The vocabulary maps categorical values to token strings and learns bin edges for continuous features. It must be fitted on train entities only to prevent data leakage.

from tab2seq.tokenization import Tokenizer, Vocabulary, VocabularyConfig

vocab = Vocabulary(
    config=VocabularyConfig(
        max_vocab_size=50_000,
        min_token_count=5,
        # Reserved tokens [PAD]=0 [UNK]=1 [CLS]=2 [SEP]=3 [MASK]=4 are always included.
        extra_tokens=["[DEATH]", "[RETIRED]"],
    )
)
vocab_df = vocab.fit_from_cohort_train(cohort=cohort, split_config=split_cfg)
print(f"Vocabulary size: {vocab_df.height}")

Reserved tokens

The following token IDs are always reserved regardless of extra_tokens:

Token ID
[PAD] 0
[UNK] 1
[CLS] 2
[SEP] 3
[MASK] 4

Count modes

VocabularyConfig.count_mode controls how token frequency is computed for min_token_count filtering:

  • "overall" — counts every token occurrence across all train events
  • "entity_unique" — counts each token at most once per entity

Use "entity_unique" to prevent very prolific entities from inflating token counts and keeping rare tokens that are actually rare across the population.

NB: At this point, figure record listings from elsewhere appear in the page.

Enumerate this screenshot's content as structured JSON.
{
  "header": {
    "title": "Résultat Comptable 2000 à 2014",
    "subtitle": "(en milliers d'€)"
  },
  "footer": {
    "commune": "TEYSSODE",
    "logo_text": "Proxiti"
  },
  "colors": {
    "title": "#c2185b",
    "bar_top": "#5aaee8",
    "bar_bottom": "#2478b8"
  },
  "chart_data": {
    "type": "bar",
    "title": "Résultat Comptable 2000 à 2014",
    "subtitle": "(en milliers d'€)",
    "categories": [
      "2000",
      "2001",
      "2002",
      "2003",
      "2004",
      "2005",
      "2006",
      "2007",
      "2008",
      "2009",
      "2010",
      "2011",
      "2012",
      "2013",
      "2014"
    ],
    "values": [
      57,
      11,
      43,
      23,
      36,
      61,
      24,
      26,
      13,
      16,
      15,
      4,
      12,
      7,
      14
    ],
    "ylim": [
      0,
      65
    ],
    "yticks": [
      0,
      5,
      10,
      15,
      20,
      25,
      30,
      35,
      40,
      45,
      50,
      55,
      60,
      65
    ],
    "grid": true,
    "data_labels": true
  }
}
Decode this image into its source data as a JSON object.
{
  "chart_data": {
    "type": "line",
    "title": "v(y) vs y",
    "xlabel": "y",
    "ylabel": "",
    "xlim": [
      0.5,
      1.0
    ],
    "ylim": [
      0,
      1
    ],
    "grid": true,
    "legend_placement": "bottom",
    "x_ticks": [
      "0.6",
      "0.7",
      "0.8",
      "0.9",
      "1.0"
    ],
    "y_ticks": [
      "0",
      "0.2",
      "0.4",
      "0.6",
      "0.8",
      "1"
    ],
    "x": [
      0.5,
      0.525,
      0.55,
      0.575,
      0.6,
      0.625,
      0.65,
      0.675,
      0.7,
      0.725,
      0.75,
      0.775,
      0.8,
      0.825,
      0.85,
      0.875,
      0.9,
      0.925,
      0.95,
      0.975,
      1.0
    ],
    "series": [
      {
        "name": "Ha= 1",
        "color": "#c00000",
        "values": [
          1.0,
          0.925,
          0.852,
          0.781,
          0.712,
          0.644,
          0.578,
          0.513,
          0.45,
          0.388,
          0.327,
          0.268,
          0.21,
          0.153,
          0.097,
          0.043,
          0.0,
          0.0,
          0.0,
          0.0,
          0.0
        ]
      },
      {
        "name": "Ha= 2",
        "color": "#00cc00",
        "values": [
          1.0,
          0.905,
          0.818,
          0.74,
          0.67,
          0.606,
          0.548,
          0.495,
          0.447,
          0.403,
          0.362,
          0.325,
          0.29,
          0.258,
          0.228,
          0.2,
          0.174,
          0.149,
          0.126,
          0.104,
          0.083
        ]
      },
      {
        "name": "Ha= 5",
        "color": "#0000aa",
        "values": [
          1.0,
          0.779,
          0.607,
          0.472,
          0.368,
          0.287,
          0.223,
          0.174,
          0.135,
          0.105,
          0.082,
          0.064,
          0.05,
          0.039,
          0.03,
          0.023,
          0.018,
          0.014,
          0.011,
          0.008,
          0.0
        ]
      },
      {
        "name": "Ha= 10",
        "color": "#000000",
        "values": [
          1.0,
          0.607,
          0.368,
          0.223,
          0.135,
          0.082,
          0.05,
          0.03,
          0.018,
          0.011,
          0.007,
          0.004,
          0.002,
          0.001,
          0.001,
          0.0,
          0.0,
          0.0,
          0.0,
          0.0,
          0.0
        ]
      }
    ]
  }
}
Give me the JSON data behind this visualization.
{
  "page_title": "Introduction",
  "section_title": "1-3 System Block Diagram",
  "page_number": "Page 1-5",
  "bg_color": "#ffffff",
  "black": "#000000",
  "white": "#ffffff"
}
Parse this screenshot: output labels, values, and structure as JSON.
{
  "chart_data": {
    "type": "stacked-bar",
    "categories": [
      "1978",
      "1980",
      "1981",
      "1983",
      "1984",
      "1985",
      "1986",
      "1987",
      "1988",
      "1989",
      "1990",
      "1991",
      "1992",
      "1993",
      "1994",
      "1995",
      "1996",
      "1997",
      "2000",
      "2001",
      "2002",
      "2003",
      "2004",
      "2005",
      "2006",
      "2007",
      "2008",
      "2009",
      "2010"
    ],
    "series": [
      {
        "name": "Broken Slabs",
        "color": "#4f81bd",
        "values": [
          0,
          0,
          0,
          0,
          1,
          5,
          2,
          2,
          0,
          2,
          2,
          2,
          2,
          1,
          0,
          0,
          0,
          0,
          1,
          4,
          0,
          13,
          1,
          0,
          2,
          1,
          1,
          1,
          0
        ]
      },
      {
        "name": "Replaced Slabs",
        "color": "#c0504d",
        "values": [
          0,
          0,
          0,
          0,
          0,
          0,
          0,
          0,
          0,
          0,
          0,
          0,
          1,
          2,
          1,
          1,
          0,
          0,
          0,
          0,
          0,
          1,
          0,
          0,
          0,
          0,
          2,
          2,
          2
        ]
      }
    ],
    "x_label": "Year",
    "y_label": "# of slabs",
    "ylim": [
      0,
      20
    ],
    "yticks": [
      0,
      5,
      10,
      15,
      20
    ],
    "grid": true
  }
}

Inspecting the fitted vocabulary

# Column → prefix mapping per source
print(vocab.column_prefixes("health"))
# {'cost': 'COST', 'length_of_stay': 'LOS', 'diagnosis': 'DIAG', ...}

# Bin edges for a continuous column (fitted on train data only)
print(vocab.bin_edges_for("health", "cost"))

Tokenizer

Tokenizer wraps a fitted Vocabulary and converts raw feature values to integer token IDs:

from tab2seq.tokenization import Tokenizer

tokenizer = Tokenizer(vocab)

The tokenizer is passed directly to EventDataset and is not typically used standalone.